Ce qui explique ce changement est sans doute le fait que l'économie ontarienne, sous bien des aspects, a été conçue pour un monde différent, lorsque l'industrie manufacturière était reine et que le marché américain était tout ce qui importait.

Dans son rapport, M. Drummond cite la faiblesse de la reprise en lien avec les facteurs externes que sont les turbulences financières en Europe et la morosité de l'économie américaine comme facteurs expliquant en partie les prévisions pessimistes pour l'Ontario.

À cela, il faut ajouter la force du dollar, la poursuite de la décroissance du secteur manufacturier, le vieillissement de la main-d'oeuvre et le ralentissement de l'immigration, tous des aspects s'unissant pour limiter le potentiel économique de l'Ontario.

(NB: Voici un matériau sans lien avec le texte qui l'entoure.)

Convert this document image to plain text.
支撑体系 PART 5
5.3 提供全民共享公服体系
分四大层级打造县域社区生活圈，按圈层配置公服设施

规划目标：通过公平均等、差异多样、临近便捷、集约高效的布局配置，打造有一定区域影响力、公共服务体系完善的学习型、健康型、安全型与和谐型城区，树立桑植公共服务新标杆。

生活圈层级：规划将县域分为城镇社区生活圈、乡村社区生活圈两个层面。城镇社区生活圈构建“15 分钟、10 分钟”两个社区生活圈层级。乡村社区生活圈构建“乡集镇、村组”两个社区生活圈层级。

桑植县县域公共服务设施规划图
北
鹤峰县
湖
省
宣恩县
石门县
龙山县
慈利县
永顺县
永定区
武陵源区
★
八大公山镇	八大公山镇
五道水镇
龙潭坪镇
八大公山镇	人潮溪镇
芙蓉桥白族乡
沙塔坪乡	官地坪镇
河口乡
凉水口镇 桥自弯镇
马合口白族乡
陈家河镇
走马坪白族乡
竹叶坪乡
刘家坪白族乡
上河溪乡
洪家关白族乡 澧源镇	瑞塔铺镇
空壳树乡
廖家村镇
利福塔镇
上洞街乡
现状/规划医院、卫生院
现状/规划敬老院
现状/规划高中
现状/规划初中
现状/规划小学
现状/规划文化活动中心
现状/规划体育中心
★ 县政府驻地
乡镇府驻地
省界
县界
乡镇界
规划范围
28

Si l'Ontario vise à garder le cap sur une limitation à 1,7 pour cent par année de la croissance des dépenses publiques, un pourcentage très bas ne tenant pas compte de l'inflation, le déficit de 16 milliards $ ne sera pas éliminé avant 2021-2022, soit quatre ans de plus que l'objectif de Queen's Park.

Si le gouvernement conservait sa cible mais limitait la croissance des dépenses en santé à seulement 4,7 pour cent, soit plus de deux points sous le niveau actuel, le budget serait déficitaire jusqu'en 2031. Pour atteindre l'objectif d'équilibre en 2017-2018, le taux de croissance se devrait d'être 0,7 pour cent, une tâche très importante, alors que la santé représente 44 pour cent des dépenses provinciales.

Pour le Conference Board, le coup de barre à donner correspondrait à une hausse de la taxe de vente provinciale de 8 à 15 pour cent. Le gouvernement McGuinty a pourtant annoncé vouloir éviter une hausse de taxes, laissant la porte ouverte à des réductions de dépenses draconiennes.